The public understands dehorning to be a cruel and offensive practice. In Australia, for example, dehorning cattle over one year old without the use of anesthetics is now illegal. It is considered a cruelty offence, a violation of the Prevention of Cruelty to Animals Act. Since dairy cattle carry a non-horn dominant gene, crossbreeding beef cattle with dairy cattle (for example, breeding a Holstein with a Hereford) is a simple genetic solution that produces a naturally non-horned herd.

 

Tail Docking

Presently, tail docking is banned in Denmark, Germany, the Netherlands, Norway, Scotland, Sweden, Switzerland, the UK, and some states in Australia.

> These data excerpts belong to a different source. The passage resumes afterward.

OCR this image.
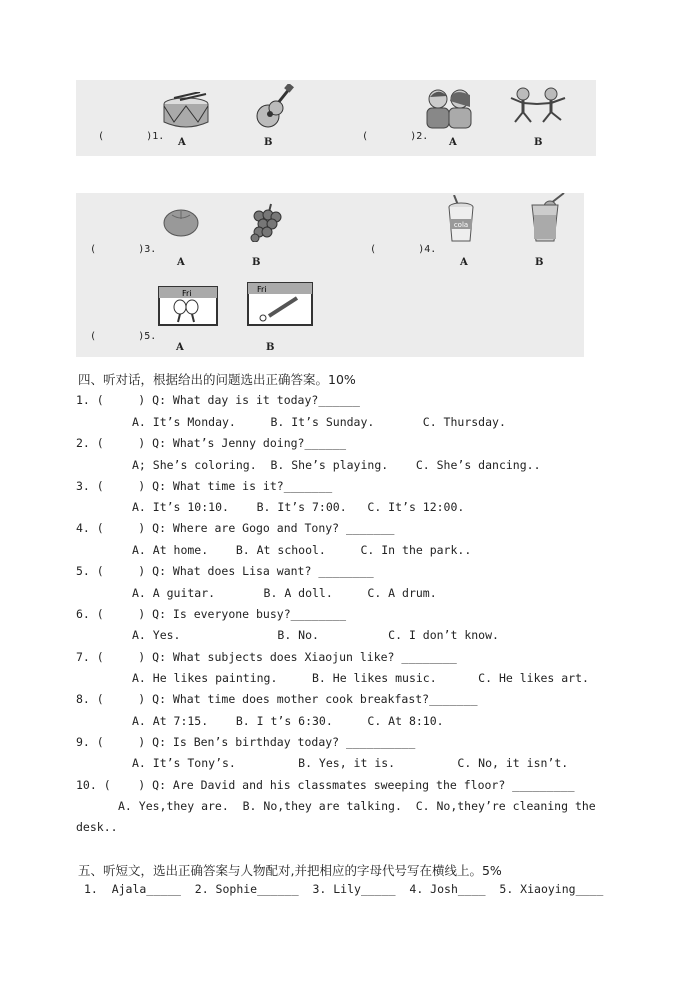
(       )1.	(       )2.

(       )3.	(       )4.

(       )5.

A	B	A	B
A	B	A	B
A	B
cola
Fri	Fri
四、听对话，根据给出的问题选出正确答案。10%
1. (     ) Q: What day is it today?______
A. It’s Monday.     B. It’s Sunday.       C. Thursday.
2. (     ) Q: What’s Jenny doing?______
A; She’s coloring.  B. She’s playing.    C. She’s dancing..
3. (     ) Q: What time is it?_______
A. It’s 10:10.    B. It’s 7:00.   C. It’s 12:00.
4. (     ) Q: Where are Gogo and Tony? _______
A. At home.    B. At school.     C. In the park..
5. (     ) Q: What does Lisa want? ________
A. A guitar.       B. A doll.     C. A drum.
6. (     ) Q: Is everyone busy?________
A. Yes.              B. No.          C. I don’t know.
7. (     ) Q: What subjects does Xiaojun like? ________
A. He likes painting.     B. He likes music.      C. He likes art.
8. (     ) Q: What time does mother cook breakfast?_______
A. At 7:15.    B. I t’s 6:30.     C. At 8:10.
9. (     ) Q: Is Ben’s birthday today? __________
A. It’s Tony’s.         B. Yes, it is.         C. No, it isn’t.
10. (    ) Q: Are David and his classmates sweeping the floor? _________
A. Yes,they are.  B. No,they are talking.  C. No,they’re cleaning the
desk..
五、听短文，选出正确答案与人物配对,并把相应的字母代号写在横线上。5%
1.  Ajala_____  2. Sophie______  3. Lily_____  4. Josh____  5. Xiaoying____
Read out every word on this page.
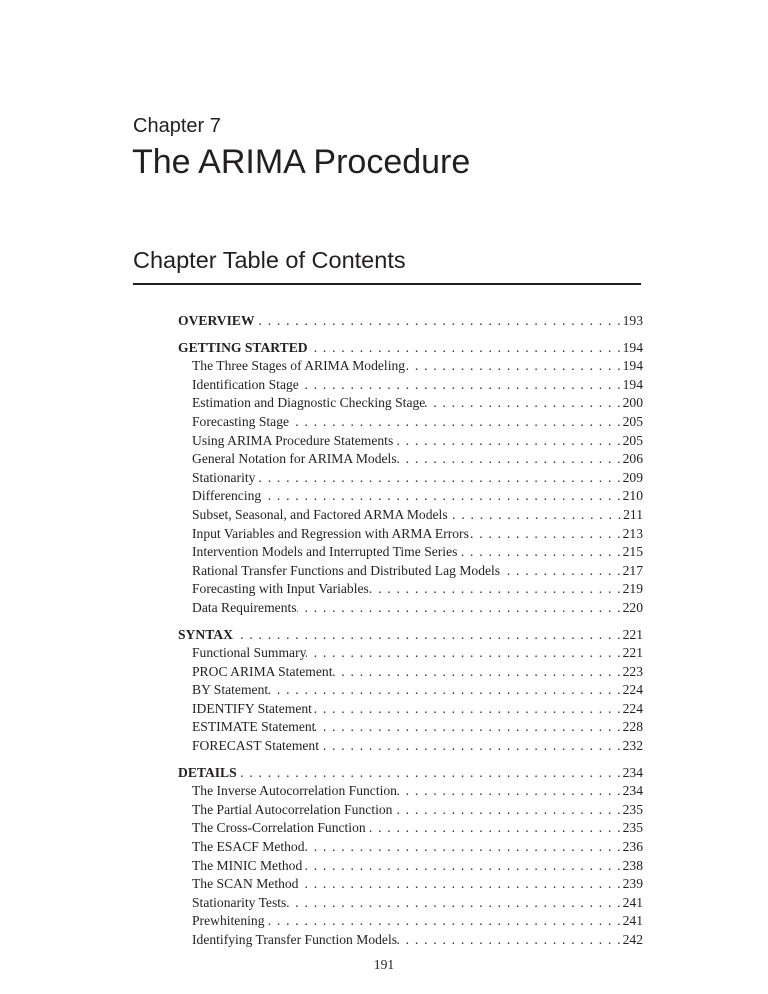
Chapter 7
The ARIMA Procedure
Chapter Table of Contents
OVERVIEW . . .	193
GETTING STARTED . . .	194
The Three Stages of ARIMA Modeling . . .	194
Identification Stage . . .	194
Estimation and Diagnostic Checking Stage . . .	200
Forecasting Stage . . .	205
Using ARIMA Procedure Statements . . .	205
General Notation for ARIMA Models . . .	206
Stationarity . . .	209
Differencing . . .	210
Subset, Seasonal, and Factored ARMA Models . . .	211
Input Variables and Regression with ARMA Errors . . .	213
Intervention Models and Interrupted Time Series . . .	215
Rational Transfer Functions and Distributed Lag Models . . .	217
Forecasting with Input Variables . . .	219
Data Requirements . . .	220
SYNTAX . . .	221
Functional Summary . . .	221
PROC ARIMA Statement . . .	223
BY Statement . . .	224
IDENTIFY Statement . . .	224
ESTIMATE Statement . . .	228
FORECAST Statement . . .	232
DETAILS . . .	234
The Inverse Autocorrelation Function . . .	234
The Partial Autocorrelation Function . . .	235
The Cross-Correlation Function . . .	235
The ESACF Method . . .	236
The MINIC Method . . .	238
The SCAN Method . . .	239
Stationarity Tests . . .	241
Prewhitening . . .	241
Identifying Transfer Function Models . . .	242
191
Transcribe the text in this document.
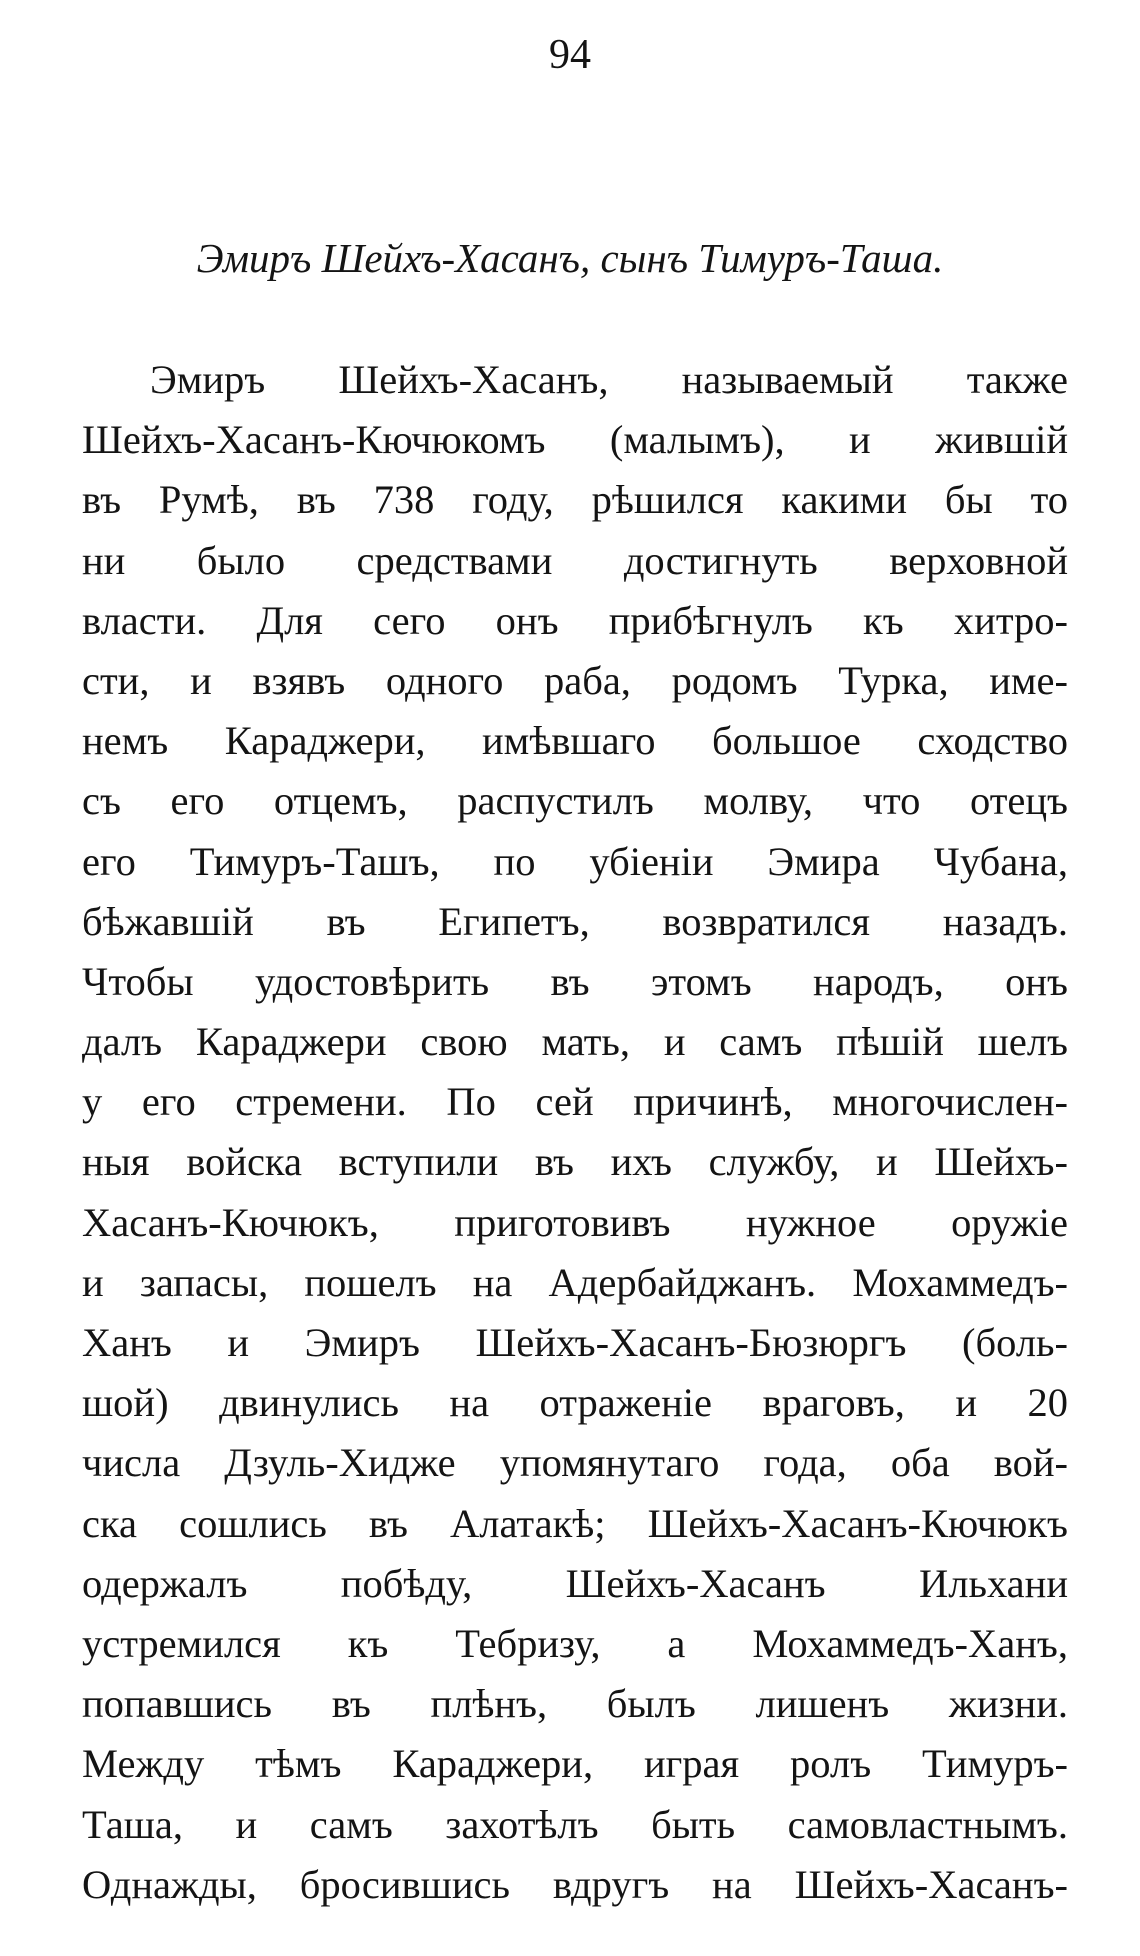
94
Эмиръ Шейхъ-Хасанъ, сынъ Тимуръ-Таша.
Эмиръ Шейхъ-Хасанъ, называемый также
Шейхъ-Хасанъ-Кючюкомъ (малымъ), и жившій
въ Румѣ, въ 738 году, рѣшился какими бы то
ни было средствами достигнуть верховной
власти. Для сего онъ прибѣгнулъ къ хитро-
сти, и взявъ одного раба, родомъ Турка, име-
немъ Караджери, имѣвшаго большое сходство
съ его отцемъ, распустилъ молву, что отецъ
его Тимуръ-Ташъ, по убіеніи Эмира Чубана,
бѣжавшій въ Египетъ, возвратился назадъ.
Чтобы удостовѣрить въ этомъ народъ, онъ
далъ Караджери свою мать, и самъ пѣшій шелъ
у его стремени. По сей причинѣ, многочислен-
ныя войска вступили въ ихъ службу, и Шейхъ-
Хасанъ-Кючюкъ, приготовивъ нужное оружіе
и запасы, пошелъ на Адербайджанъ. Мохаммедъ-
Ханъ и Эмиръ Шейхъ-Хасанъ-Бюзюргъ (боль-
шой) двинулись на отраженіе враговъ, и 20
числа Дзуль-Хидже упомянутаго года, оба вой-
ска сошлись въ Алатакѣ; Шейхъ-Хасанъ-Кючюкъ
одержалъ побѣду, Шейхъ-Хасанъ Ильхани
устремился къ Тебризу, а Мохаммедъ-Ханъ,
попавшись въ плѣнъ, былъ лишенъ жизни.
Между тѣмъ Караджери, играя ролъ Тимуръ-
Таша, и самъ захотѣлъ быть самовластнымъ.
Однажды, бросившись вдругъ на Шейхъ-Хасанъ-
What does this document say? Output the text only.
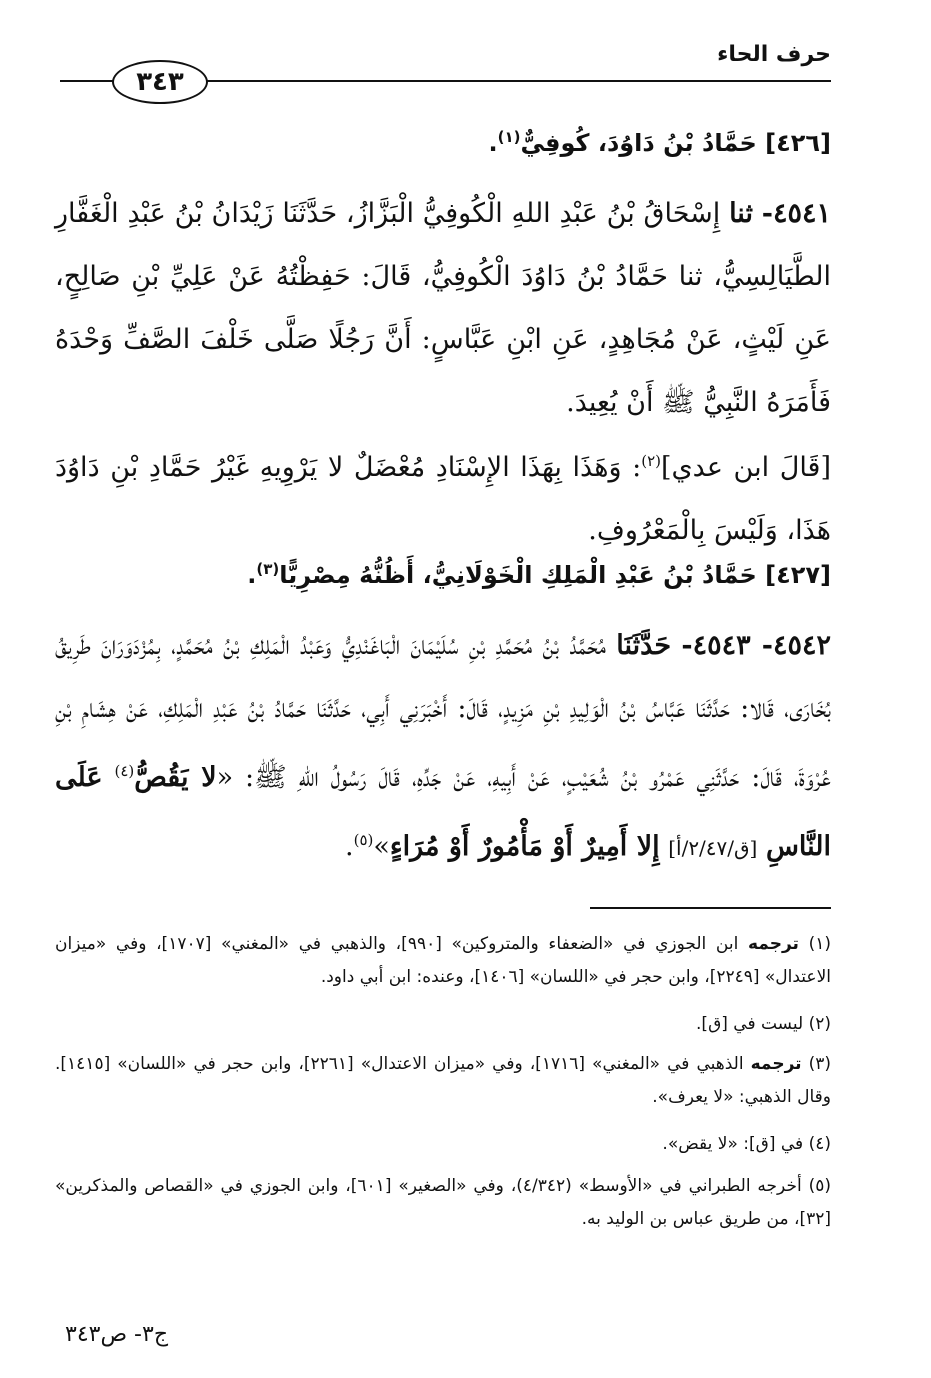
حرف الحاء
٣٤٣
[٤٢٦] حَمَّادُ بْنُ دَاوُدَ، كُوفِيٌّ$^{(١)}$.
٤٥٤١- ثنا إِسْحَاقُ بْنُ عَبْدِ اللهِ الْكُوفِيُّ الْبَزَّازُ، حَدَّثَنَا زَيْدَانُ بْنُ عَبْدِ الْغَفَّارِ الطَّيَالِسِيُّ، ثنا حَمَّادُ بْنُ دَاوُدَ الْكُوفِيُّ، قَالَ: حَفِظْتُهُ عَنْ عَلِيِّ بْنِ صَالِحٍ، عَنِ لَيْثٍ، عَنْ مُجَاهِدٍ، عَنِ ابْنِ عَبَّاسٍ: أَنَّ رَجُلًا صَلَّى خَلْفَ الصَّفِّ وَحْدَهُ فَأَمَرَهُ النَّبِيُّ ﷺ أَنْ يُعِيدَ.
[قَالَ ابن عدي]$^{(٢)}$: وَهَذَا بِهَذَا الإِسْنَادِ مُعْضَلٌ لا يَرْوِيهِ غَيْرُ حَمَّادِ بْنِ دَاوُدَ هَذَا، وَلَيْسَ بِالْمَعْرُوفِ.
[٤٢٧] حَمَّادُ بْنُ عَبْدِ الْمَلِكِ الْخَوْلَانِيُّ، أَظُنُّهُ مِصْرِيًّا$^{(٣)}$.
٤٥٤٢- ٤٥٤٣- حَدَّثَنَا مُحَمَّدُ بْنُ مُحَمَّدِ بْنِ سُلَيْمَانَ الْبَاغَنْدِيُّ وَعَبْدُ الْمَلِكِ بْنُ مُحَمَّدٍ، بِمُزْدَوَرَانَ طَرِيقُ بُخَارَى، قَالا: حَدَّثَنَا عَبَّاسُ بْنُ الْوَلِيدِ بْنِ مَزِيدٍ، قَالَ: أَخْبَرَنِي أَبِي، حَدَّثَنَا حَمَّادُ بْنُ عَبْدِ الْمَلِكِ، عَنْ هِشَامِ بْنِ عُرْوَةَ، قَالَ: حَدَّثَنِي عَمْرُو بْنُ شُعَيْبٍ، عَنْ أَبِيهِ، عَنْ جَدِّهِ، قَالَ رَسُولُ اللهِ ﷺ: «لا يَقُصُّ$^{(٤)}$ عَلَى النَّاسِ [ق/٢/٤٧/أ] إِلا أَمِيرٌ أَوْ مَأْمُورٌ أَوْ مُرَاءٍ»$^{(٥)}$.
(١) ترجمه ابن الجوزي في «الضعفاء والمتروكين» [٩٩٠]، والذهبي في «المغني» [١٧٠٧]، وفي «ميزان الاعتدال» [٢٢٤٩]، وابن حجر في «اللسان» [١٤٠٦]، وعنده: ابن أبي داود.
(٢) ليست في [ق].
(٣) ترجمه الذهبي في «المغني» [١٧١٦]، وفي «ميزان الاعتدال» [٢٢٦١]، وابن حجر في «اللسان» [١٤١٥]. وقال الذهبي: «لا يعرف».
(٤) في [ق]: «لا يقض».
(٥) أخرجه الطبراني في «الأوسط» (٤/٣٤٢)، وفي «الصغير» [٦٠١]، وابن الجوزي في «القصاص والمذكرين» [٣٢]، من طريق عباس بن الوليد به.
ج٣- ص٣٤٣
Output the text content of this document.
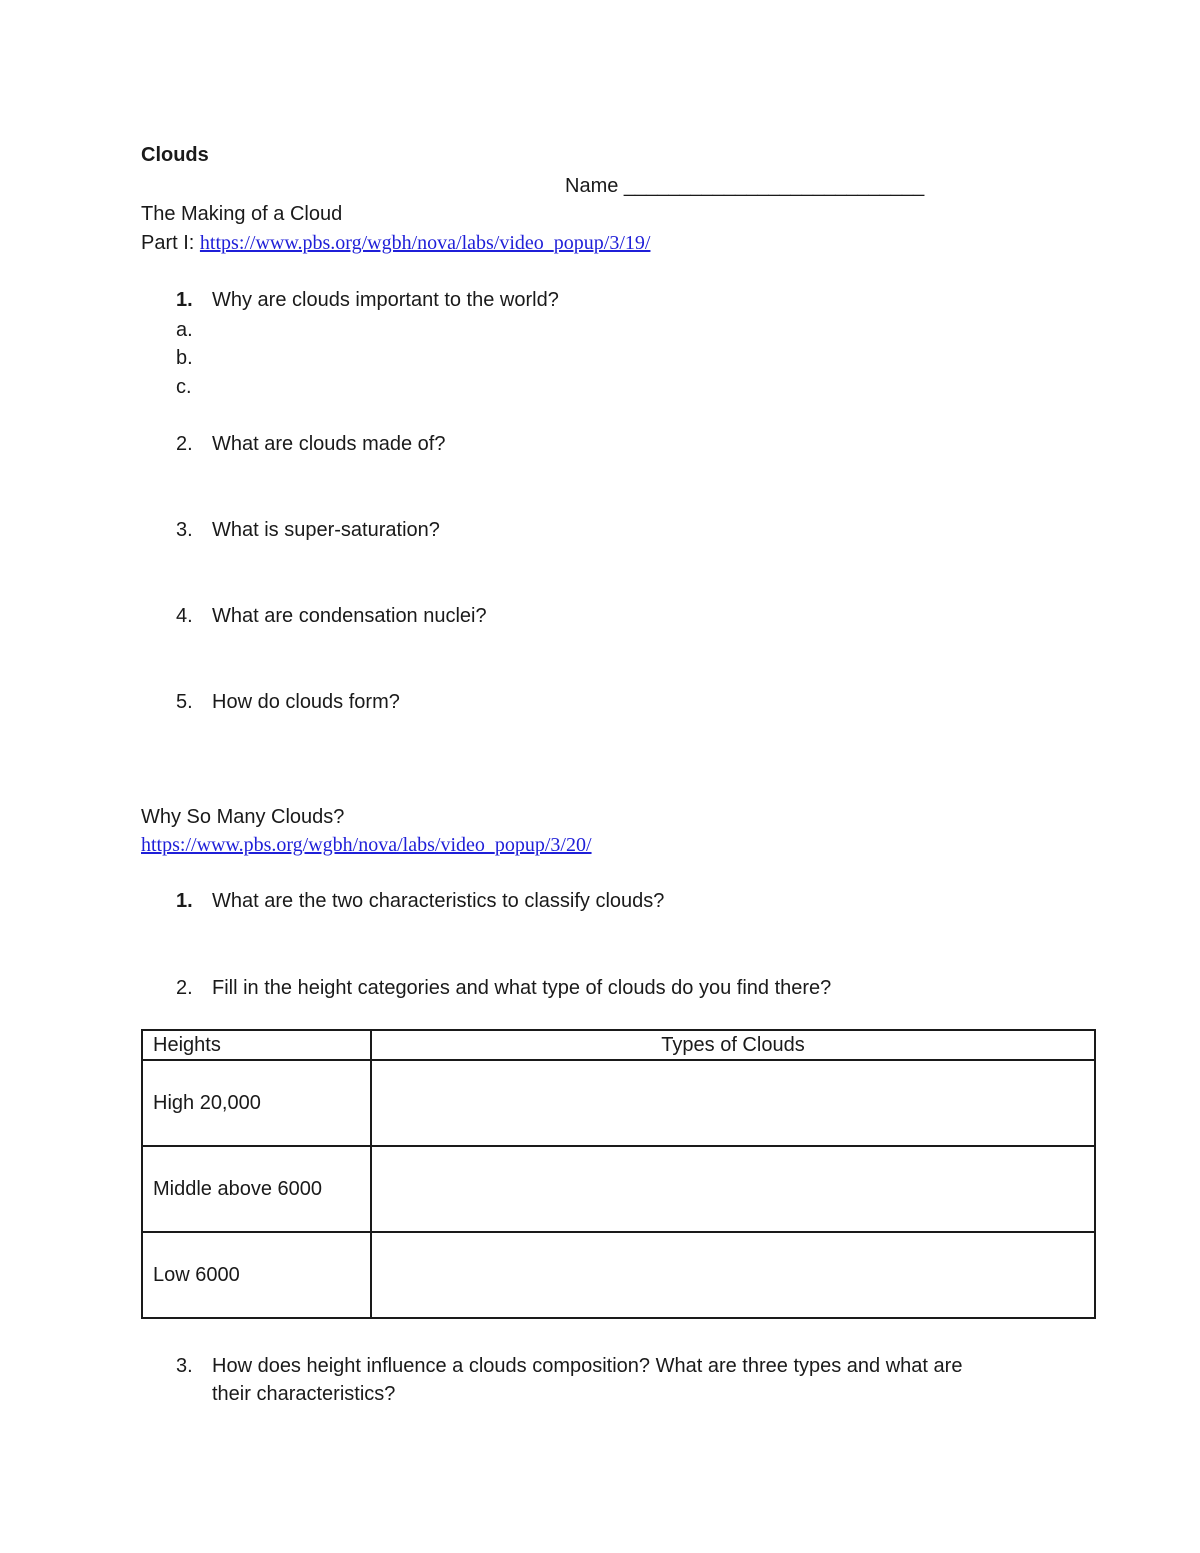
Clouds
Name ___________________________
The Making of a Cloud
Part I: https://www.pbs.org/wgbh/nova/labs/video_popup/3/19/
1. Why are clouds important to the world?
a.
b.
c.
2. What are clouds made of?
3. What is super-saturation?
4. What are condensation nuclei?
5. How do clouds form?
Why So Many Clouds?
https://www.pbs.org/wgbh/nova/labs/video_popup/3/20/
1. What are the two characteristics to classify clouds?
2. Fill in the height categories and what type of clouds do you find there?
Heights	Types of Clouds
High 20,000	
Middle above 6000	
Low 6000	
3. How does height influence a clouds composition? What are three types and what are
their characteristics?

However, after originating in New Zealand as a matter of convenience for dairy farmers, the practice caught on in Canada and the U.S., and it is actually spreading as more cows are confined indoors for their lifetimes. Workers in the industry try to justify this abuse by claiming that cutting off a cow's tail promotes cleanliness of the udder and prevents leptospirosis in workers. In reality, most dairy herds are kept on concrete, slatted floors, or dirt lots, and the barns are simply covered in manure and urine. It is time consuming, and therefore more expensive, to maintain a clean, fly-free environment.

 

Cutting off a cow's tail is essentially a do-it-yourself process, with no attention paid to animal health or suffering — and no anesthetic is used. In very young calves, a tourniquet is applied high up on the tail and the remainder is amputated with a knife, scissors, or even a pruning shears. Some farmers prefer using an emasculator, while other farmers use the rubber ring constriction method (elastrator) from their castration toolbox. In addition to experiencing acute pain during tail docking, the cow can suffer chronic pain from the tumor that forms at the end of the stump. Serious wound infections are also commonplace, sometimes spreading into the cow's spine.